In 1935 the well-to-do families of Willamsburg, Minnesota leave their houses in town and head to the lake. The kids and wives spend the entire summer there, with husbands dipping in and out on the weekends. There’s a lodge nearby where they can get sodas and beer, play pool, and hang out. Plus, a big, giant lake in as their front yard.
And so this is where we find the Evans’ girls — Lilith, 13; Lucy, 11; and Emily, 6 — whiling away their summer. But things aren’t so swell. Lilith is starting to pull away from Lucy, opting to spend her time hanging out with the older girls, whining about being unable to bob her hair, and smiling at boys. Lucy is not a fan of this new direction Lilith is taking. She’s also not a fan of coddled, babyish, Emily, who can never escape the ever-watchful eye of their mom.
In 1999, Justine is trying to figure out how to live in a falling-apart house with her daughters, the ever-adaptable Angela, and the grumpy and sullen, Melanie. She’s also walking on eggshells sure creepy-ass boyfriend is going to find her in a matter of minutes. Also, her annoying, flaky mom, Maurie, shows up to digging for gold, only there’s not much to dig.

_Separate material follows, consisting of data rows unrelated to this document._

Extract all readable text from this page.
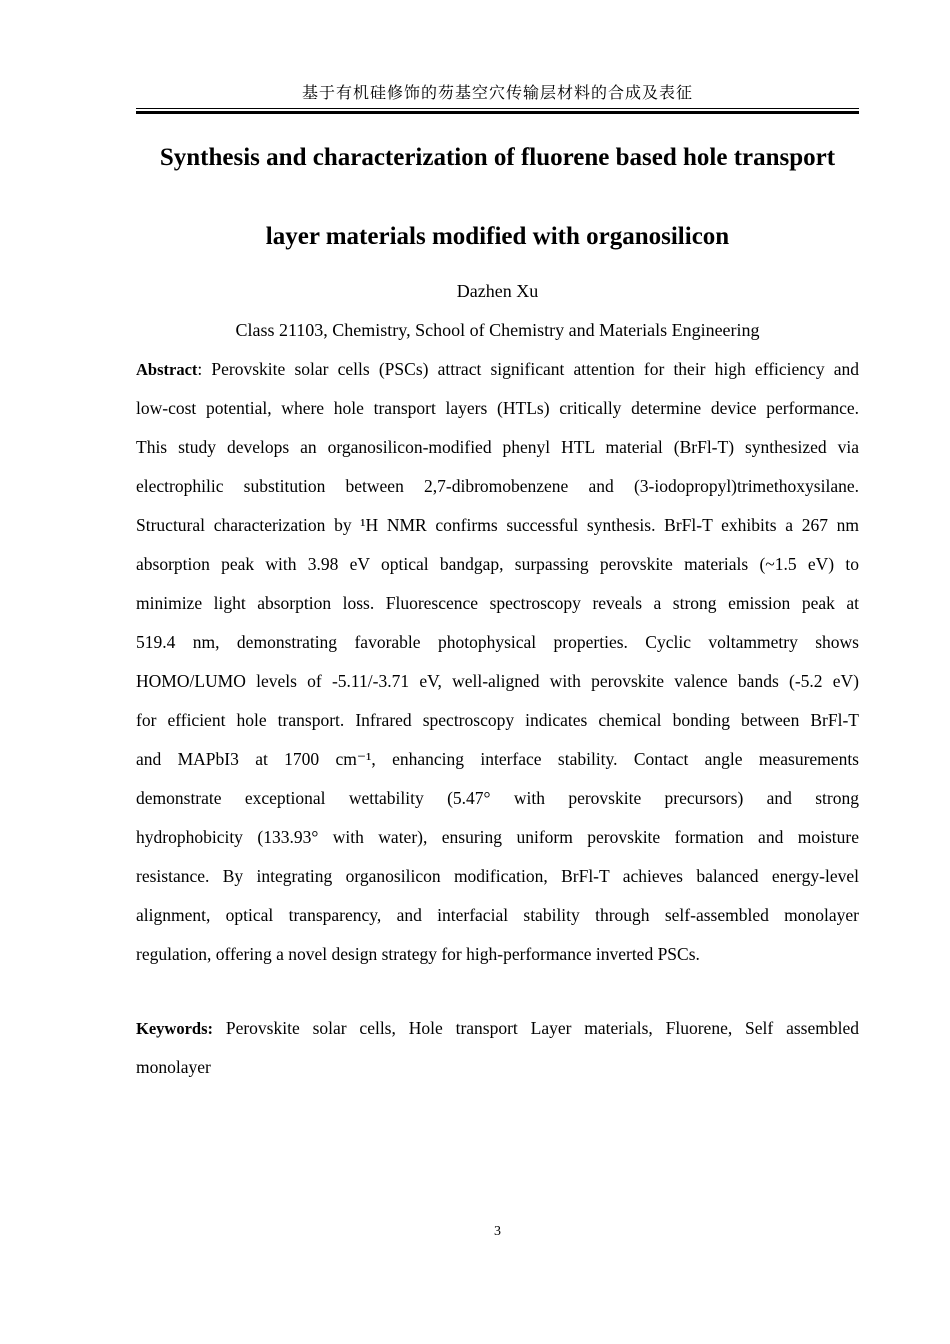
基于有机硅修饰的芴基空穴传输层材料的合成及表征
Synthesis and characterization of fluorene based hole transport
layer materials modified with organosilicon
Dazhen Xu
Class 21103, Chemistry, School of Chemistry and Materials Engineering
Abstract: Perovskite solar cells (PSCs) attract significant attention for their high efficiency and
low-cost potential, where hole transport layers (HTLs) critically determine device performance.
This study develops an organosilicon-modified phenyl HTL material (BrFl-T) synthesized via
electrophilic substitution between 2,7-dibromobenzene and (3-iodopropyl)trimethoxysilane.
Structural characterization by ¹H NMR confirms successful synthesis. BrFl-T exhibits a 267 nm
absorption peak with 3.98 eV optical bandgap, surpassing perovskite materials (~1.5 eV) to
minimize light absorption loss. Fluorescence spectroscopy reveals a strong emission peak at
519.4 nm, demonstrating favorable photophysical properties. Cyclic voltammetry shows
HOMO/LUMO levels of -5.11/-3.71 eV, well-aligned with perovskite valence bands (-5.2 eV)
for efficient hole transport. Infrared spectroscopy indicates chemical bonding between BrFl-T
and MAPbI3 at 1700 cm⁻¹, enhancing interface stability. Contact angle measurements
demonstrate exceptional wettability (5.47° with perovskite precursors) and strong
hydrophobicity (133.93° with water), ensuring uniform perovskite formation and moisture
resistance. By integrating organosilicon modification, BrFl-T achieves balanced energy-level
alignment, optical transparency, and interfacial stability through self-assembled monolayer
regulation, offering a novel design strategy for high-performance inverted PSCs.
Keywords: Perovskite solar cells, Hole transport Layer materials, Fluorene, Self assembled
monolayer
3
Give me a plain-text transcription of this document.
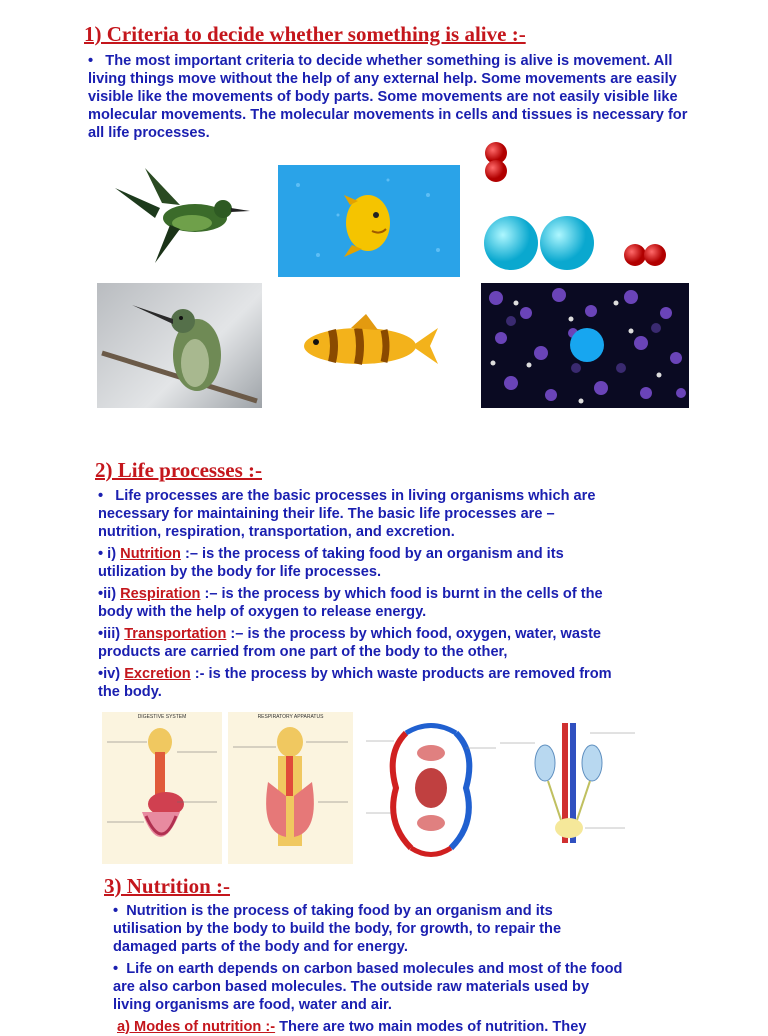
1) Criteria to decide whether something is alive :-
• The most important criteria to decide whether something is alive is movement. All living things move without the help of any external help. Some movements are easily visible like the movements of body parts. Some movements are not easily visible like molecular movements. The molecular movements in cells and tissues is necessary for all life processes.
2) Life processes :-
• Life processes are the basic processes in living organisms which are necessary for maintaining their life. The basic life processes are – nutrition, respiration, transportation, and excretion.
• i) Nutrition :– is the process of taking food by an organism and its utilization by the body for life processes.
•ii) Respiration :– is the process by which food is burnt in the cells of the body with the help of oxygen to release energy.
•iii) Transportation :– is the process by which food, oxygen, water, waste products are carried from one part of the body to the other,
•iv) Excretion :- is the process by which waste products are removed from the body.
DIGESTIVE SYSTEM	RESPIRATORY APPARATUS
3) Nutrition :-
• Nutrition is the process of taking food by an organism and its utilisation by the body to build the body, for growth, to repair the damaged parts of the body and for energy.
• Life on earth depends on carbon based molecules and most of the food are also carbon based molecules. The outside raw materials used by living organisms are food, water and air.
a) Modes of nutrition :- There are two main modes of nutrition. They
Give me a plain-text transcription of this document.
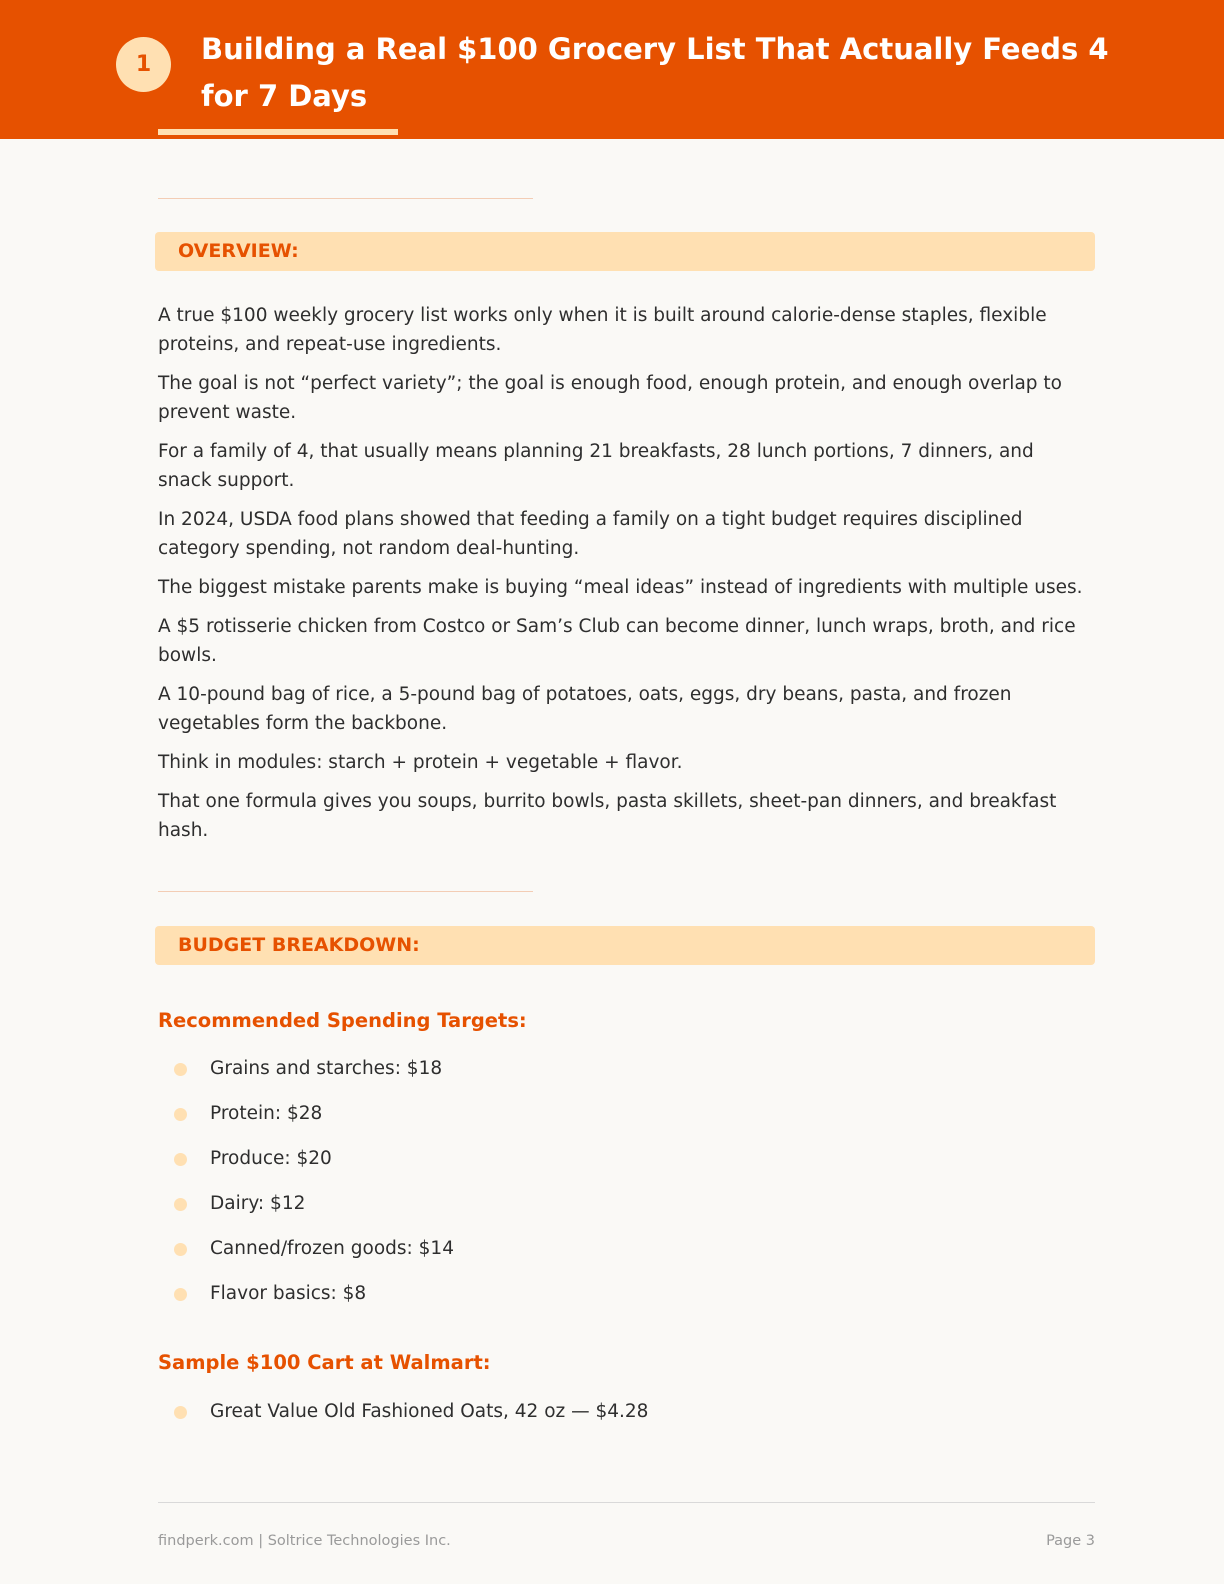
1	Building a Real $100 Grocery List That Actually Feeds 4 for 7 Days
OVERVIEW:

A true $100 weekly grocery list works only when it is built around calorie-dense staples, flexible proteins, and repeat-use ingredients.

The goal is not “perfect variety”; the goal is enough food, enough protein, and enough overlap to prevent waste.

For a family of 4, that usually means planning 21 breakfasts, 28 lunch portions, 7 dinners, and snack support.

In 2024, USDA food plans showed that feeding a family on a tight budget requires disciplined category spending, not random deal-hunting.

The biggest mistake parents make is buying “meal ideas” instead of ingredients with multiple uses.

A $5 rotisserie chicken from Costco or Sam’s Club can become dinner, lunch wraps, broth, and rice bowls.

A 10-pound bag of rice, a 5-pound bag of potatoes, oats, eggs, dry beans, pasta, and frozen vegetables form the backbone.

Think in modules: starch + protein + vegetable + flavor.

That one formula gives you soups, burrito bowls, pasta skillets, sheet-pan dinners, and breakfast hash.

BUDGET BREAKDOWN:
Recommended Spending Targets:
Grains and starches: $18
Protein: $28
Produce: $20
Dairy: $12
Canned/frozen goods: $14
Flavor basics: $8
Sample $100 Cart at Walmart:
Great Value Old Fashioned Oats, 42 oz — $4.28
findperk.com | Soltrice Technologies Inc.	Page 3
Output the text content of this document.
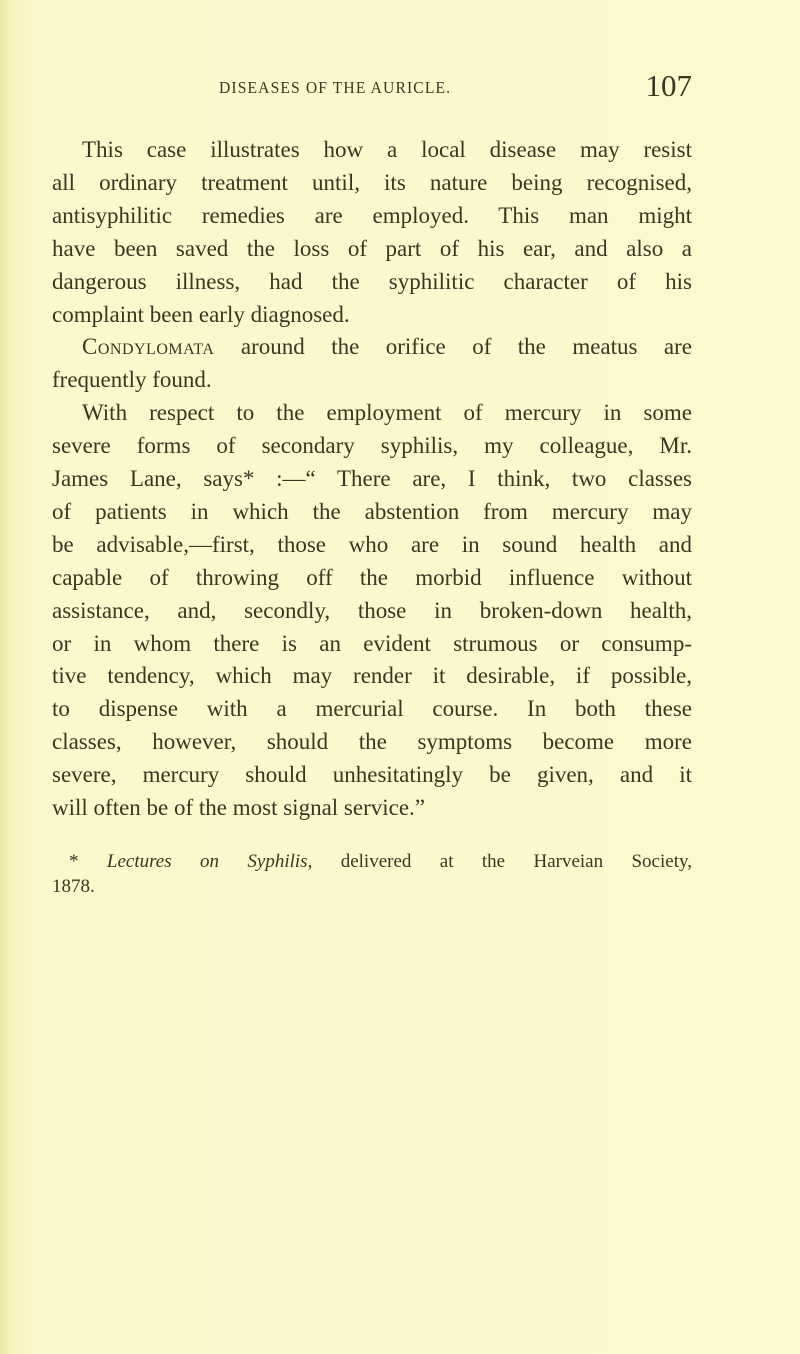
DISEASES OF THE AURICLE.	107
This case illustrates how a local disease may resist
all ordinary treatment until, its nature being recognised,
antisyphilitic remedies are employed. This man might
have been saved the loss of part of his ear, and also a
dangerous illness, had the syphilitic character of his
complaint been early diagnosed.
Condylomata around the orifice of the meatus are
frequently found.
With respect to the employment of mercury in some
severe forms of secondary syphilis, my colleague, Mr.
James Lane, says* :—“ There are, I think, two classes
of patients in which the abstention from mercury may
be advisable,—first, those who are in sound health and
capable of throwing off the morbid influence without
assistance, and, secondly, those in broken-down health,
or in whom there is an evident strumous or consump-
tive tendency, which may render it desirable, if possible,
to dispense with a mercurial course. In both these
classes, however, should the symptoms become more
severe, mercury should unhesitatingly be given, and it
will often be of the most signal service.”
* Lectures on Syphilis, delivered at the Harveian Society,
1878.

While the 1935 plot is way more engaging, Lucy’s voice more interesting, Justine’s story isn’t bad. Her desire to give her girls the stability she never had fighting with her desire to flee lest the boyfriend find her is okay, it just can’t compete with the sexual awakenings, dark family secrets, and missing child that’s happening in 1935.
I’m usually not one for mysteries. I often find them coy and annoying or obvious and annoying. However, Young got me in this one. I was so caught up in the world of the lake in 1935, the tension building so exquisitely that when the climax came and the mystery was uncovered, I gasped. I did not see it coming. It was so fun!
And like a good mystery, what happened long ago makes everything that is happening in the present make so much sense. Boy howdy, did I enjoy this one.